Prison cells are ideal for objective thinking. There is a quality about their drab walls that brings you face to face with reality.

The Coliseum cell in which I was confined possessed the ultimate in drab walls. The reality with which I was faced was the ultimate in unpleasantness....

On our wedding night, Julia had told me that she had worked at Marriage Administration Headquarters for three years. But when I mentioned Taigue's concern over her, she was amazed. She said she hardly even knew him, that he had never spoken a word to her, had never—to her knowledge—even looked at her.

But he had looked at her without her knowledge. Of that I was sure. He had looked at her a hundred, a thousand, a million times. He had sat at his desk for three years, admiring her, adoring her, worshipping her.

Beyond her physical appearance, however, his Julia bore no relation to the real Julia. His Julia was far more than an ordinary woman. She was the exquisite vase into which he had thrust the flowers of his idealism.

The celibacy vows he had taken when he was ordained an MEP officer were only partly responsible for his attitude. The real key lay in his physical ugliness—an ugliness that had probably influenced his decision to become an MEP officer.

He had never spoken to Julia, or looked at her openly, because of a deep conviction that he would repel her; and he had rationalized his reticence by attributing it to his rigid interpretation of his duty as an MEP officer. The only way he could realize his love for her was by elevating that love to a higher plane. This had necessitated his elevating Julia also.

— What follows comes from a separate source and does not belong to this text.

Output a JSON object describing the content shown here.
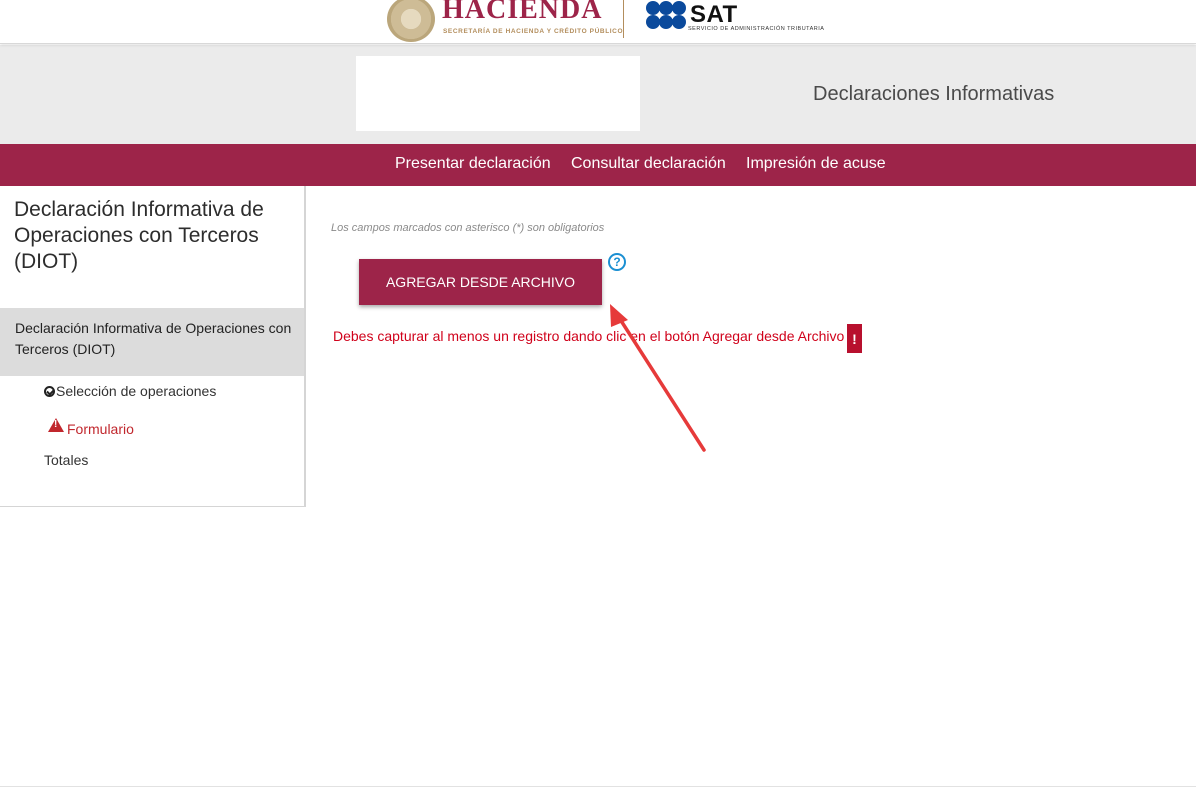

Taigue loathed sex. He could tolerate it only when it came as a result of a society-sanctioned marriage. With respect to Julia, he could not tolerate it at all, because the intrusion of sex upon his exquisite vase of flowers sullied both flowers and vase.

When he discovered that the Marriage Integrator had matched Julia with an ordinary mortal, he could not accept the validity of the computation; neither could he accept the fact that Julia had applied for a husband. He had to find a loophole somewhere, a means to rationalize the danger to his flowers. When he learned that Julia herself had contrived the computation, he immediately transferred the blame to me, thereby absolving Julia.

But his logic was shaky, and he knew it. He couldn't quite believe the lies he had told himself. His edifice was tottering and he needed my confession to shore it up. Therein lay my only hope.